Le groupe PPR abandonne son deuxième P. Pinault-Printemps-Redoute a en effet annoncé mardi la cession à un fonds d’investissements de la Deutsche Bank des 17 magasins Printemps, achetés en 1992. Montant de la transaction : 1,075 milliards d’euros. Le montant de la vente va fortement réduire la dette du groupe, estimée à 4,5 milliards d’euros, soit 56,4% de ses fonds propres, et lui donner la capacité de repartir à la chasse dans le luxe. Près de 75% de la valeur du Printemps est liée à son patrimoine immobilier, ce qui fait de cette filiale l’une des moins performantes du groupe. En 2005, son chiffre d’affaires a atteint 752 millions d’euros, à comparer aux 17,8 milliards réalisés par l’ensemble du groupe. Quant à sa rentabilité opérationnelle, elle n’était que de 3,4%, là où Gucci, l’enseigne de luxe acquise par François Pinault en 2001, a dégagé 27%.

Haro sur le luxe

Cette annonce, qui était pressentie depuis plusieurs mois, marque un important virage stratégique du groupe désormais dirigé par François-Henri Pinault, le fils de celui qui a créé seul ce géant industriel, quarante ans après avoir repris la petite menuiserie familiale, dans un coin perdu de Bretagne.Désormais, la grande distribution passera en second plan, derrière le luxe, un secteur beaucoup plus profitable et avec de meilleures perspectives. En 2005, il a d’ailleurs réalisé 35% des bénéfices du groupe, alors qu’il ne représente que 17% du chiffre d’affaires total. Le pôle luxe, constitué de marques hautement reconnues – Gucci, Yves-Saint-Laurent, Boucheron, Prada, Bottega Veneta, Balenciaga, Sergio Rossi, etc – fait de PPR le troisième acteur mondial dans ce domaine. C’est précisément pour renforcer son statut et s’offrir d’autres marques de standing, notamment dans les secteurs de l’horlogerie et de la joaillerie, qu’il a cédé le Printemps, et qu’il devrait en faire de même dans les prochains mois pour Conforama (habitat), qui souffre de la concurrence d’Ikea.

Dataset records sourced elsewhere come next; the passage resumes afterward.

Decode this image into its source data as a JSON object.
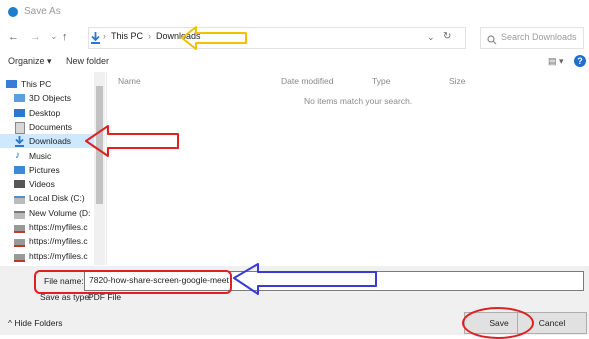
{
  "window": {
    "title": "Save As"
  },
  "address": {
    "back": "←",
    "forward": "→",
    "dropdown": "⌄",
    "up": "↑",
    "sep1": "›",
    "crumb1": "This PC",
    "sep2": "›",
    "crumb2": "Downloads",
    "refresh": "↻",
    "search_placeholder": "Search Downloads"
  },
  "toolbar": {
    "organize": "Organize ▾",
    "new_folder": "New folder",
    "view": "▤ ▾",
    "help": "?"
  },
  "nav": {
    "items": [
      {
        "label": "This PC",
        "icon": "pc-icon",
        "color": "#3a7bd5"
      },
      {
        "label": "3D Objects",
        "icon": "cube-icon",
        "color": "#5aa0e0"
      },
      {
        "label": "Desktop",
        "icon": "desktop-icon",
        "color": "#2b78d0"
      },
      {
        "label": "Documents",
        "icon": "documents-icon",
        "color": "#8a8a8a"
      },
      {
        "label": "Downloads",
        "icon": "downloads-icon",
        "color": "#2b78d0"
      },
      {
        "label": "Music",
        "icon": "music-icon",
        "color": "#1f6fd0"
      },
      {
        "label": "Pictures",
        "icon": "pictures-icon",
        "color": "#3b8ad8"
      },
      {
        "label": "Videos",
        "icon": "videos-icon",
        "color": "#555555"
      },
      {
        "label": "Local Disk (C:)",
        "icon": "disk-icon",
        "color": "#4a90d9"
      },
      {
        "label": "New Volume (D:",
        "icon": "disk-icon",
        "color": "#777777"
      },
      {
        "label": "https://myfiles.c",
        "icon": "network-drive-icon",
        "color": "#c0392b"
      },
      {
        "label": "https://myfiles.c",
        "icon": "network-drive-icon",
        "color": "#c0392b"
      },
      {
        "label": "https://myfiles.c",
        "icon": "network-drive-icon",
        "color": "#c0392b"
      }
    ]
  },
  "columns": {
    "name": "Name",
    "date": "Date modified",
    "type": "Type",
    "size": "Size"
  },
  "content": {
    "empty_message": "No items match your search."
  },
  "form": {
    "file_name_label": "File name:",
    "file_name_value": "7820-how-share-screen-google-meet",
    "save_as_type_label": "Save as type:",
    "save_as_type_value": "PDF File"
  },
  "footer": {
    "hide_folders": "^ Hide Folders",
    "save": "Save",
    "cancel": "Cancel"
  },
  "colors": {
    "selection": "#cde8ff",
    "annotation_red": "#e02020",
    "annotation_blue": "#3a3ad8",
    "annotation_yellow": "#f2c200"
  }
}
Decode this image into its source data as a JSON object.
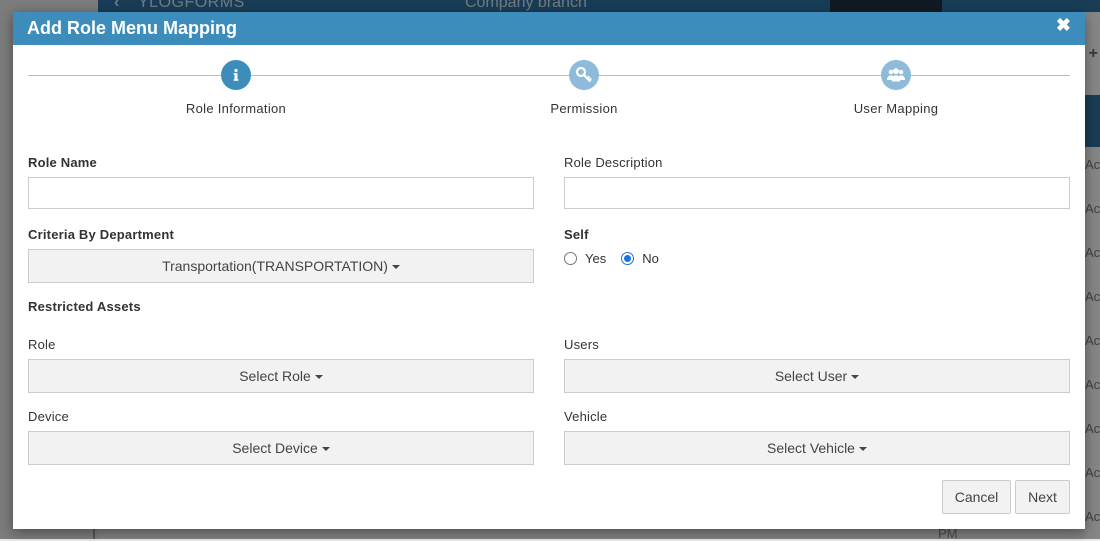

La Fnac est elle aussi bousculée sur ses marchés, notamment dans celui du disque. Pour financer ses acquisitions dans le luxe (7 milliards d’euros d’investissements en moins de dix ans), PPR a dû fortement s’endetter et céder – déjà – certains de ses actifs historiques (Rexel, Pinault Bois, la Finaref notamment). Le désengagement progressif de la grande distribution – qui représente encore 83% de son chiffre d’affaires total, mais qui grève aussi sa rentabilité moyenne – va dans le sens du marché. Le caractère hydride du groupe est un handicap, qui explique notamment l’évolution limitée de son cours (+12% en 2005, contre +38% pour son grand concurrent LVMH). PPR s’apprête donc à changer d’identité dans tous les sens du terme.